Mon association fait partie du Parlement rural. Le Parlement est lui-même un ensemble d’associations qui, depuis plus d’une décennie, cherche à faire entendre la voix des « territoires », alors que le gouvernement promeut la « métropolisation » du pays. Mon association représente la PME / TPE au sein de ce groupe. Jusque-là, il entendait « entreprise » par commerce ou artisan.
J’assistais à une session qui traitait de la décarbonation de l’énergie utilisée par les ruraux.
Il est toujours surprenant, dans ces séances, de s’entendre dire « chers parlementaires » ! Il est aussi surprenant de voir qu’autant de sénateurs s’intéressent suffisamment à la question pour y consacrer quelques heures, et qu’ils parlent simplement de sujets concrets. Ceux que je rencontre sont d’anciens maires de petites communes qui sont attachés à leur territoire.
Quant au sujet, il est toujours difficile d’en comprendre les subtilités lorsque l’on ne baigne pas dedans comme le reste de l’assistance. Ce que je retiens est que la politique que cherche à imposer le gouvernement a de graves (tristement ridicules) effets pervers. Faute de vision systémique, elle conduit à augmenter invraisemblablement les émissions de CO2 tout en favorisant l’étranger au détriment du national. En particulier, j’ai aussi entendu que les éoliennes étaient uniformément haïe, à commencer par les communes écologistes !

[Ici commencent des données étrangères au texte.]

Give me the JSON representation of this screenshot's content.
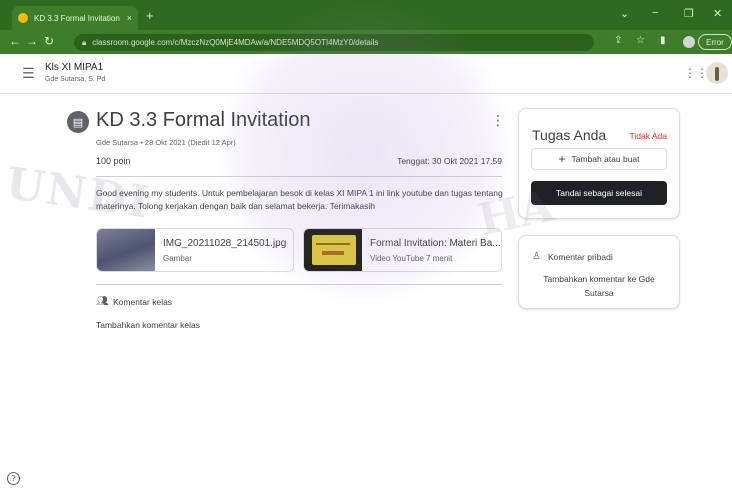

Mais est-ce une question de gouvernement ? J’ai cru entendre que c’était surtout l’administration qui était en cause.
Que faire ? « Pragmatisme » disaient les participants. Chaque cas est particulier. Il faut partir de l’existant, en particulier connaître la vie des habitants et les contraintes qu’elle impose, et lui apporter les solutions, souvent mixtes, les plus adaptées. En particulier, le « biogaz » liquide serait généralement une bonne solution (la moins mauvaise ?). Et les personnes du cru sont les plus propres à ce travail.
J’ai aussi entendu qu’il serait grand temps que le gouvernement songe à faire évaluer l’impact de ses décisions.